Enregistrabilité – article 12(1)d)

[21]           L'Opposante allègue que la Marque n'est pas enregistrable parce qu'elle crée de la confusion avec sa marque de commerce déposée ULTIMATE (enregistrement no LMC398,518) employée en liaison avec des [Traduction] « fruits frais ».

[22]           La date pertinente pour évaluer un motif d'opposition fondé sur l'article 12(1)d) est la date de ma décision [Park Avenue Furniture Corporation c Wickes/Simmons Bedding Ltd et le Registraire des marques de commerce (1991), 37 CPR (3d) 413 (CAF)].

[23]           J'ai exercé mon pouvoir discrétionnaire de consulter le registre et je confirme que l'enregistrement de l'Opposante existe bel et bien [Quaker Oats Co of Canada c Menu Foods Ltd (1986), 11 CPR (3d) 410 (COMC)]. L'Opposante s'étant acquittée de son fardeau initial à l’égard de ce motif, la Requérante doit établir, selon la prépondérance des probabilités, qu'il n'existe pas de probabilité raisonnable de confusion entre la Marque et la marque de commerce ULTIMATE de l'Opposante.

Test en matière de confusion

[24]           Le test en matière de confusion est celui de la première impression et du souvenir imparfait.

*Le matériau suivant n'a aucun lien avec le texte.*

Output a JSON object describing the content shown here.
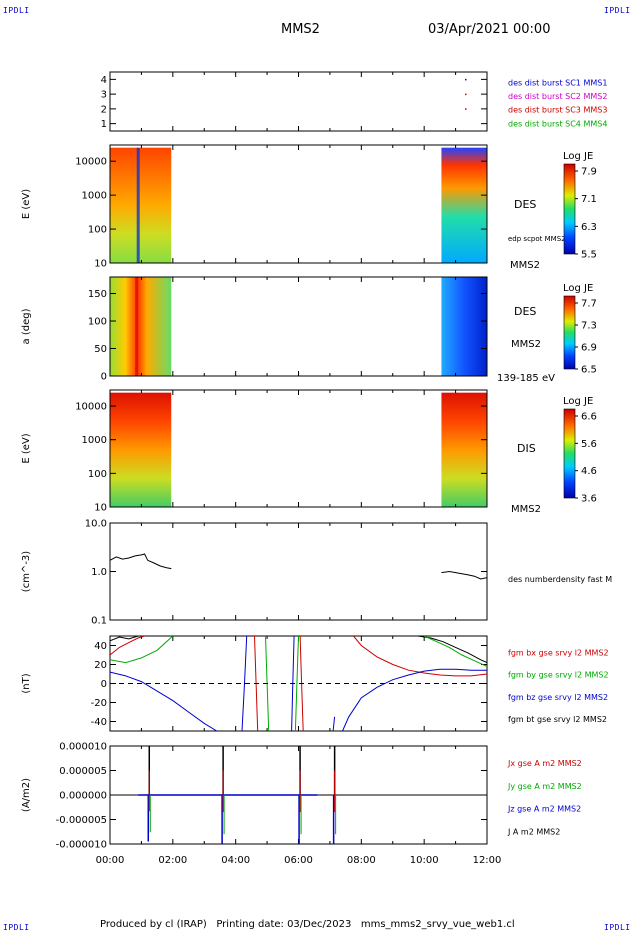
{
  "header": {
    "corner_label": "IPDLI",
    "spacecraft": "MMS2",
    "date": "03/Apr/2021 00:00"
  },
  "footer": {
    "text": "Produced by cl (IRAP)   Printing date: 03/Dec/2023   mms_mms2_srvy_vue_web1.cl"
  },
  "chart_data": [
    {
      "type": "scatter",
      "name": "burst-flags",
      "ylim": [
        0.5,
        4.5
      ],
      "ticks": [
        "1",
        "2",
        "3",
        "4"
      ],
      "tick_values": [
        1,
        2,
        3,
        4
      ],
      "x": "hours 00:00-12:00",
      "points": [
        {
          "x": 11.3,
          "y": 4,
          "color": "#0000cc"
        },
        {
          "x": 11.3,
          "y": 3,
          "color": "#cc0000"
        },
        {
          "x": 11.3,
          "y": 2,
          "color": "#cc0000"
        }
      ],
      "legend": [
        {
          "label": "des dist burst SC1 MMS1",
          "color": "#0000cc"
        },
        {
          "label": "des dist burst SC2 MMS2",
          "color": "#cc00cc"
        },
        {
          "label": "des dist burst SC3 MMS3",
          "color": "#cc0000"
        },
        {
          "label": "des dist burst SC4 MMS4",
          "color": "#00aa00"
        }
      ]
    },
    {
      "type": "heatmap",
      "name": "des-energy-spectrogram",
      "ylabel": "E (eV)",
      "yscale": "log",
      "ylim": [
        10,
        30000
      ],
      "ticks": [
        "10",
        "100",
        "1000",
        "10000"
      ],
      "tick_values": [
        10,
        100,
        1000,
        10000
      ],
      "data_intervals": [
        [
          0,
          1.95
        ],
        [
          10.55,
          12
        ]
      ],
      "labels": [
        "DES",
        "edp scpot MMS2",
        "MMS2"
      ],
      "colorbar": {
        "title": "Log JE",
        "ticks": [
          "7.9",
          "7.1",
          "6.3",
          "5.5"
        ]
      }
    },
    {
      "type": "heatmap",
      "name": "des-pitch-angle",
      "ylabel": "a (deg)",
      "ylim": [
        0,
        180
      ],
      "ticks": [
        "0",
        "50",
        "100",
        "150"
      ],
      "tick_values": [
        0,
        50,
        100,
        150
      ],
      "data_intervals": [
        [
          0,
          1.95
        ],
        [
          10.55,
          12
        ]
      ],
      "labels": [
        "DES",
        "MMS2",
        "139-185 eV"
      ],
      "colorbar": {
        "title": "Log JE",
        "ticks": [
          "7.7",
          "7.3",
          "6.9",
          "6.5"
        ]
      }
    },
    {
      "type": "heatmap",
      "name": "dis-energy-spectrogram",
      "ylabel": "E (eV)",
      "yscale": "log",
      "ylim": [
        10,
        30000
      ],
      "ticks": [
        "10",
        "100",
        "1000",
        "10000"
      ],
      "tick_values": [
        10,
        100,
        1000,
        10000
      ],
      "data_intervals": [
        [
          0,
          1.95
        ],
        [
          10.55,
          12
        ]
      ],
      "labels": [
        "DIS",
        "MMS2"
      ],
      "colorbar": {
        "title": "Log JE",
        "ticks": [
          "6.6",
          "5.6",
          "4.6",
          "3.6"
        ]
      }
    },
    {
      "type": "line",
      "name": "density",
      "ylabel": "(cm^-3)",
      "yscale": "log",
      "ylim": [
        0.1,
        10
      ],
      "ticks": [
        "0.1",
        "1.0",
        "10.0"
      ],
      "tick_values": [
        0.1,
        1,
        10
      ],
      "legend": [
        {
          "label": "des numberdensity fast M",
          "color": "#000000"
        }
      ],
      "series": [
        {
          "name": "des numberdensity fast M",
          "color": "#000000",
          "x": [
            0.0,
            0.2,
            0.4,
            0.6,
            0.8,
            1.0,
            1.1,
            1.2,
            1.4,
            1.6,
            1.8,
            1.95
          ],
          "y": [
            1.7,
            2.0,
            1.8,
            1.9,
            2.1,
            2.2,
            2.3,
            1.7,
            1.5,
            1.3,
            1.2,
            1.15
          ]
        },
        {
          "name": "des numberdensity fast M",
          "color": "#000000",
          "x": [
            10.55,
            10.8,
            11.0,
            11.2,
            11.4,
            11.6,
            11.8,
            12.0
          ],
          "y": [
            0.95,
            1.0,
            0.95,
            0.9,
            0.85,
            0.8,
            0.7,
            0.75
          ]
        }
      ]
    },
    {
      "type": "line",
      "name": "magnetic-field",
      "ylabel": "(nT)",
      "ylim": [
        -50,
        50
      ],
      "ticks": [
        "-40",
        "-20",
        "0",
        "20",
        "40"
      ],
      "tick_values": [
        -40,
        -20,
        0,
        20,
        40
      ],
      "zero_line": true,
      "legend": [
        {
          "label": "fgm bx gse srvy l2 MMS2",
          "color": "#cc0000"
        },
        {
          "label": "fgm by gse srvy l2 MMS2",
          "color": "#00aa00"
        },
        {
          "label": "fgm bz gse srvy l2 MMS2",
          "color": "#0000cc"
        },
        {
          "label": "fgm bt gse srvy l2 MMS2",
          "color": "#000000"
        }
      ],
      "series": [
        {
          "name": "fgm bt gse srvy l2 MMS2",
          "color": "#000000",
          "x": [
            0,
            0.3,
            0.6,
            0.9,
            1.0
          ],
          "y": [
            45,
            49,
            47,
            50,
            50
          ]
        },
        {
          "name": "fgm bx gse srvy l2 MMS2",
          "color": "#cc0000",
          "x": [
            0,
            0.3,
            0.6,
            0.9,
            1.1
          ],
          "y": [
            30,
            38,
            43,
            48,
            50
          ]
        },
        {
          "name": "fgm by gse srvy l2 MMS2",
          "color": "#00aa00",
          "x": [
            0,
            0.5,
            1.0,
            1.5,
            2.0
          ],
          "y": [
            25,
            22,
            27,
            35,
            50
          ]
        },
        {
          "name": "fgm bz gse srvy l2 MMS2",
          "color": "#0000cc",
          "x": [
            0,
            0.5,
            1.0,
            1.5,
            2.0,
            2.5,
            3.0,
            3.4
          ],
          "y": [
            12,
            8,
            2,
            -8,
            -18,
            -30,
            -42,
            -50
          ]
        },
        {
          "name": "fgm bz gse srvy l2 MMS2",
          "color": "#0000cc",
          "x": [
            4.2,
            4.28,
            4.35
          ],
          "y": [
            -50,
            0,
            50
          ]
        },
        {
          "name": "fgm bx gse srvy l2 MMS2",
          "color": "#cc0000",
          "x": [
            4.6,
            4.65,
            4.7
          ],
          "y": [
            50,
            0,
            -50
          ]
        },
        {
          "name": "fgm by gse srvy l2 MMS2",
          "color": "#00aa00",
          "x": [
            4.95,
            5.0,
            5.05
          ],
          "y": [
            50,
            0,
            -50
          ]
        },
        {
          "name": "fgm by gse srvy l2 MMS2",
          "color": "#00aa00",
          "x": [
            5.9,
            5.95,
            6.0
          ],
          "y": [
            -50,
            0,
            50
          ]
        },
        {
          "name": "fgm bz gse srvy l2 MMS2",
          "color": "#0000cc",
          "x": [
            5.78,
            5.82,
            5.86
          ],
          "y": [
            -50,
            0,
            50
          ]
        },
        {
          "name": "fgm bx gse srvy l2 MMS2",
          "color": "#cc0000",
          "x": [
            6.05,
            6.1,
            6.15
          ],
          "y": [
            50,
            0,
            -50
          ]
        },
        {
          "name": "fgm bz gse srvy l2 MMS2",
          "color": "#0000cc",
          "x": [
            7.1,
            7.15
          ],
          "y": [
            -50,
            -35
          ]
        },
        {
          "name": "fgm bx gse srvy l2 MMS2",
          "color": "#cc0000",
          "x": [
            7.75,
            8.0,
            8.5,
            9.0,
            9.5,
            10.0,
            10.5,
            11.0,
            11.5,
            12.0
          ],
          "y": [
            50,
            40,
            28,
            20,
            14,
            11,
            9,
            8,
            8,
            10
          ]
        },
        {
          "name": "fgm bz gse srvy l2 MMS2",
          "color": "#0000cc",
          "x": [
            7.4,
            7.6,
            8.0,
            8.5,
            9.0,
            9.5,
            10.0,
            10.5,
            11.0,
            11.5,
            12.0
          ],
          "y": [
            -50,
            -35,
            -15,
            -4,
            4,
            9,
            13,
            15,
            15,
            14,
            14
          ]
        },
        {
          "name": "fgm bt gse srvy l2 MMS2",
          "color": "#000000",
          "x": [
            9.8,
            10.2,
            10.6,
            11.0,
            11.4,
            11.8,
            12.0
          ],
          "y": [
            50,
            48,
            44,
            38,
            32,
            25,
            22
          ]
        },
        {
          "name": "fgm by gse srvy l2 MMS2",
          "color": "#00aa00",
          "x": [
            10.0,
            10.4,
            10.8,
            11.2,
            11.6,
            12.0
          ],
          "y": [
            50,
            44,
            38,
            30,
            24,
            18
          ]
        }
      ]
    },
    {
      "type": "line",
      "name": "current-density",
      "ylabel": "(A/m2)",
      "ylim": [
        -1e-05,
        1e-05
      ],
      "ticks": [
        "-0.000010",
        "-0.000005",
        "0.000000",
        "0.000005",
        "0.000010"
      ],
      "tick_values": [
        -1e-05,
        -5e-06,
        0,
        5e-06,
        1e-05
      ],
      "legend": [
        {
          "label": "Jx gse A m2 MMS2",
          "color": "#cc0000"
        },
        {
          "label": "Jy gse A m2 MMS2",
          "color": "#00aa00"
        },
        {
          "label": "Jz gse A m2 MMS2",
          "color": "#0000cc"
        },
        {
          "label": "J A m2 MMS2",
          "color": "#000000"
        }
      ],
      "spikes": [
        {
          "x": 1.25,
          "top": 1e-05,
          "bottom": -9.5e-06
        },
        {
          "x": 3.6,
          "top": 1e-05,
          "bottom": -1e-05
        },
        {
          "x": 6.05,
          "top": 1e-05,
          "bottom": -1e-05
        },
        {
          "x": 7.15,
          "top": 1e-05,
          "bottom": -1e-05
        }
      ]
    }
  ],
  "x_axis": {
    "ticks": [
      "00:00",
      "02:00",
      "04:00",
      "06:00",
      "08:00",
      "10:00",
      "12:00"
    ],
    "tick_hours": [
      0,
      2,
      4,
      6,
      8,
      10,
      12
    ],
    "xlim": [
      0,
      12
    ]
  }
}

L'article 6(2) de la Loi prévoit que l'emploi d’une marque de commerce crée de la confusion avec une autre marque de commerce lorsque l’emploi des deux marques de commerce dans la même région serait susceptible de faire conclure que les produits liés à ces marques de commerce sont fabriqués, vendus, donnés à bail ou loués, ou que les services liés à ces marques sont loués ou exécutés, par la même personne, que ces produits ou ces services soient ou non de la même catégorie générale.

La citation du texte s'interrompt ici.